Num gogó sem interrupção, Kiko começou a narrativa para ela:
– Na minha juventude sempre tive um enrosco amoroso aqui ou ali, pois não podia fugir da minha natureza de macho, sempre tendo que ter a libido saciada. Escondido de você, sempre tive umas namoradinhas pelos cantos das cidades, mesmo naquela época, safadinhas, que queriam viver plenamente a vida. Eu carregava um vagão cheio de areia por ti. Mas, não podia fazer sacanagem contigo, porque você era uma moça para se casar. Com uma vivência pobre de tudo e ganhando pouco como jogador de bola, eu almejava galgar degraus para ter ascensão na vida, então, não poderia ter nada sério com nenhuma mulher. À época, com muita dor no coração, armei a capa e fui procurar o meu espaço neste mundão de meu Deus. Por puro acaso, te encontrei agora, cinquenta anos depois.
Olhos nos olhos, marejados, Kika abriu a boca:
– Se você carregava um vagão de areia por mim, eu carregava dez vagões por você. Para não te perder e te agarrar num casamento “na marra”, pensei abrir mão da minha virgindade e ficar embuchada de você. Não tive coragem, pois sabia que você era um homem para casar na igreja, de terno e gravata. Sofri muito quando você se escafedeu.

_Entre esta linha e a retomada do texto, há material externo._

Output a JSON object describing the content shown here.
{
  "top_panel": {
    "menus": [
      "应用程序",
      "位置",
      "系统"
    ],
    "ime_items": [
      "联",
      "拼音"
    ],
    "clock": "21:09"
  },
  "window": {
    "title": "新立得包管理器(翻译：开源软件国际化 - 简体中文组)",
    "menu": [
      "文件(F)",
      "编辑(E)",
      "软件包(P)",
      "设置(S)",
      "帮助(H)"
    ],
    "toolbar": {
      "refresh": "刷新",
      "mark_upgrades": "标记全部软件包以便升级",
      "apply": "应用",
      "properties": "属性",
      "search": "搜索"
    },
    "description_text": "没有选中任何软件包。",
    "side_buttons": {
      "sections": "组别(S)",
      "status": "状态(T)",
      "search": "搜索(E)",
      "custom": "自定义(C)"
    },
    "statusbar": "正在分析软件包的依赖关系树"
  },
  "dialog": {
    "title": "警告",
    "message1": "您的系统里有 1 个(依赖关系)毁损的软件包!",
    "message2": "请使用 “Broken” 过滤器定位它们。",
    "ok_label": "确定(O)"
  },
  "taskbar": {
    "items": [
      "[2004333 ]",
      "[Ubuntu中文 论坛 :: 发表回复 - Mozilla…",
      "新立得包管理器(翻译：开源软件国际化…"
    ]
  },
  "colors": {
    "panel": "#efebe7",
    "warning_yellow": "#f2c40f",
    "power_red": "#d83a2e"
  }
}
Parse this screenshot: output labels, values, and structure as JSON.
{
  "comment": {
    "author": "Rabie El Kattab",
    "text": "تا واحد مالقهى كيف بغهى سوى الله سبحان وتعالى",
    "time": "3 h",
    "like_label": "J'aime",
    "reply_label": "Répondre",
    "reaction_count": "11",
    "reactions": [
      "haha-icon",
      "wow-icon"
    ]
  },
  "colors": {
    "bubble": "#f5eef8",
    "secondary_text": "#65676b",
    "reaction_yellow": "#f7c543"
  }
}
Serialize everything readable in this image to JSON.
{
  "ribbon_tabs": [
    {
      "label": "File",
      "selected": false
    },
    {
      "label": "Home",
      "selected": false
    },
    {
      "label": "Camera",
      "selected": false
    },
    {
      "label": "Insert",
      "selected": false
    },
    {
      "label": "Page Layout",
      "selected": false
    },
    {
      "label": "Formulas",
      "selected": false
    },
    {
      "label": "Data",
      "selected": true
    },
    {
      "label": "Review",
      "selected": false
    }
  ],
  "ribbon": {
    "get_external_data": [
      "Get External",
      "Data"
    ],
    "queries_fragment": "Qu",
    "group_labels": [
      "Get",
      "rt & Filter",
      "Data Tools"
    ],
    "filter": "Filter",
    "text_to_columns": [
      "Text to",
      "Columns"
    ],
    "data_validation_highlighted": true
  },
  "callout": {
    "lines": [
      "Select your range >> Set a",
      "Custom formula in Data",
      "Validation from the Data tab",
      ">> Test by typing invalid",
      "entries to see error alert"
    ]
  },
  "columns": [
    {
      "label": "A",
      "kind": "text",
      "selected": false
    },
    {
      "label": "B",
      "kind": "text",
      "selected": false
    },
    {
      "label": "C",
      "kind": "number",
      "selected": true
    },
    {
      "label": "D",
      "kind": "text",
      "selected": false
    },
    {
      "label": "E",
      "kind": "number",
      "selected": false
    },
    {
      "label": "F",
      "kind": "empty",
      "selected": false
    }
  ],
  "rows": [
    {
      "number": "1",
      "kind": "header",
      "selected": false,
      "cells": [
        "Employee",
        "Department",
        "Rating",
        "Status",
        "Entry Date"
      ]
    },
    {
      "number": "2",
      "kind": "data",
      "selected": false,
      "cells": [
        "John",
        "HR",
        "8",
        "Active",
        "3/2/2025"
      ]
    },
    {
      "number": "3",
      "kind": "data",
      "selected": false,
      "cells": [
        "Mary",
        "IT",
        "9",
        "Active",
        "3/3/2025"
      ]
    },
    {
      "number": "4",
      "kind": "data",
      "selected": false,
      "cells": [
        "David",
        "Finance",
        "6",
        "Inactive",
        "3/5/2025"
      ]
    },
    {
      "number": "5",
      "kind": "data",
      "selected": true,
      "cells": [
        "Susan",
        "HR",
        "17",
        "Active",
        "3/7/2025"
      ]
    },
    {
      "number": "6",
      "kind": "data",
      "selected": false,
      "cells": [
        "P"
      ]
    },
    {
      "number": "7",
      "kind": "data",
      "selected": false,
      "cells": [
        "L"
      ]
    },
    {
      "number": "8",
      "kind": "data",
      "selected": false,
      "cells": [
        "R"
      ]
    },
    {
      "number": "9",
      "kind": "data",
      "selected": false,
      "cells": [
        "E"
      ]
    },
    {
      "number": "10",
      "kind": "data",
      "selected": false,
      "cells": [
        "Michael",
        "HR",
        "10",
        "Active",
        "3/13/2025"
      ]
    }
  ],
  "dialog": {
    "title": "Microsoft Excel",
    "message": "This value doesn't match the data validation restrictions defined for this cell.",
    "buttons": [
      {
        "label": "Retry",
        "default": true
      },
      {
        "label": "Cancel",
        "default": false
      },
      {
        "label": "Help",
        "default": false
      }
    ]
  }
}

Somente se olhando como querendo penetrar dentro da alma um do outro, em completo silêncio Kiko e Kika tomaram mais um sorvete. Cada um pagou o que consumiu. Pegaram suas sacolas cheias de remédios, se levantaram e cada um foi para seu rumo.
A chuva fora embora, o Sol voltou a ser para cada um, queimava forte. Tranquilo e aliviado, teve a certeza Kiko, que a decisão de cinquenta anos atrás valera tudo a pena.
De volta, quase em frente de casa, Kiko calçou a bota de borracha sete léguas que deixara no pé de um poste de luz, passou rapidamente por aquela passarela sobre as águas da enchente e adentrou no seu sagrado lar. Deu um beijo e um forte abraço naquela que fora escolhida para ser, e é, o grande amor da sua vida. E cuidando através da janela, os dois viam, que milímetro em milímetro a água, novamente, estava chegando dentro da morada.

COISAS DA BOLA são fatos vividos por mim, histórias contadas por amigos e outras frutos da minha imaginação. Qualquer semelhança será puro acaso.